More recent studies are following the same methodology, based on viability when rail has the potential to attract 50% of existing airline traffic with a journey time of 4 hours or less.

“If anything the parameters have changed in favour of rail since then, due to airport security controls becoming stricter over time, and also border throughput,” Ramirez says. “The main event in the future will be climate pressures, and potential measures to encourage modal shift to rail, which could and should potentially move the tipping point even further towards rail. But we’re not counting on that because these are political decisions and they could take their time.”

“There is a ranking order of the volume and potential profitability of new routes,” Ramirez says. “Amsterdam was always first, with up to 3 million passengers a year. Now under 4 hours, it’s a no-brainer.” Applying the same approach to Germany, Eurotunnel has highlighted the potential of a route from London to Cologne and Frankfurt, with journey times of just under 4 and 5 hours respectively.

“What you’re looking to have is an attractive proposition, and then modal shift will happen over time,” Ramirez says. “You find that if you build the offer, add convenience, enable people to work on the train or relax, they’ll travel more.”

Operators tend to assume that such induced demand will add between 40% and 50% to the existing air market. “Eurotunnel is more cautious,” he says. “We make the business case stack up on 0% to 20% induction, and that’s a very reasonable amount.”

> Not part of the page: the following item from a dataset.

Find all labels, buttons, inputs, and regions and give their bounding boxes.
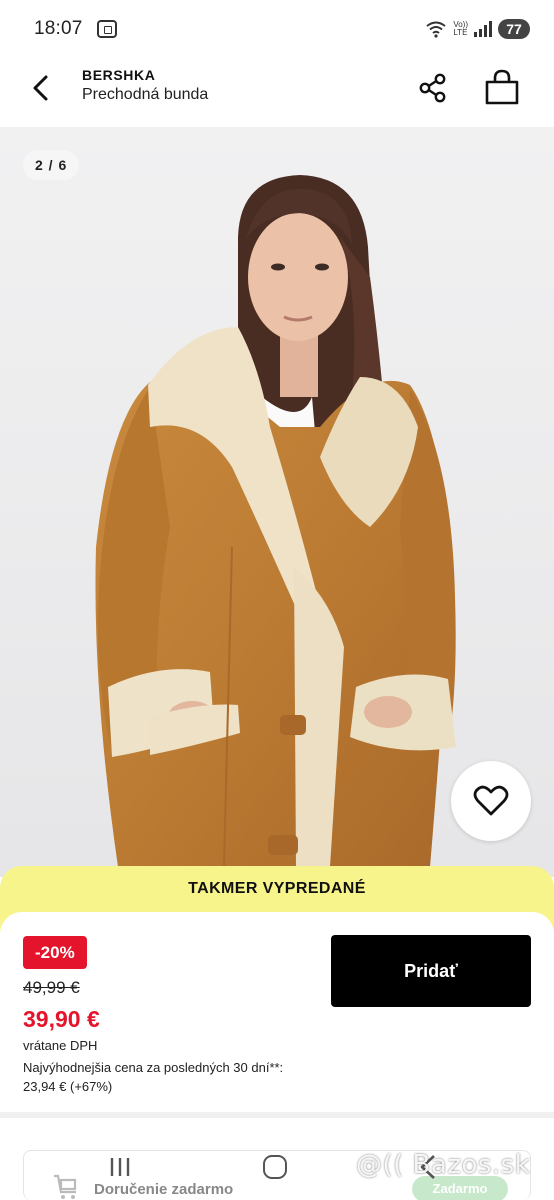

According to Ramirez, a high-speed service from London to Cologne and Frankfurt has the potential to carry 2 million passengers a year. New routes to Switzerland could attract a further 2 million, combining a route to Geneva forecast to carry just over 1 million passengers a year with a second to Basle and Zurich, which together add up to “a very attractive proposition,” he says.

“The south of France has potential, but with greater seasonality, which doesn’t work well for rail, it’s easier to switch resources on and off with air services,” Ramirez says. Potential destinations include Marseille, Bordeaux, and Lyon. “We placed the emphasis on the much larger markets with much larger potential for rail,” he says.

“There is additional complexity for new destinations in the form of train path development,” Ramirez points out, as well as the need to develop secure terminals where passengers can undergo security checks and complete border formalities for leaving the Schengen area and entering Britain. Work on paths and station facilities is the fourth strand of cutting time to market. Eurostar had to develop the London - Amsterdam route on its own, working with the different infrastructure managers and other authorities involved.

“In the end it took them 10 years to start a direct service in both directions,” he says. “A 10 to 15-year rollout time is far too long, so what we’ve done is to go and work with other infrastructure managers to prepare train paths for Germany and station areas for cross-Channel terminals in Cologne and Frankfurt. Plus we’ve also worked with national authorities to explain that they have to get ready to create a new border.”

Hopefully, Eurotunnel’s development work will expand travel between London and new destinations in mainland Europe, and potentially produce the benefits that competition has brought to the high-speed markets of Italy and Spain in the form of increased service frequencies and lower fares, inducing further demand. As an impartial infrastructure manager, Eurotunnel is keen for all its customers, both old and new, to succeed. “We need to make sure that operators, including Eurostar, can just decide to order rolling stock, finance rolling stock, and then get on with it and offer new services,” Ramirez says. “That’s what it is missing today. The current market offer is insufficient.”

“All the ingredients are in place, the technical factors that we’ve worked on make it easier than ever before and a more valuable opportunity than ever before,” he says.

“Watch this space,” Ramirez concludes. “Sometimes people say that because something hasn’t happened in the past, it will never happen. I would say they are very wrong in this particular case.”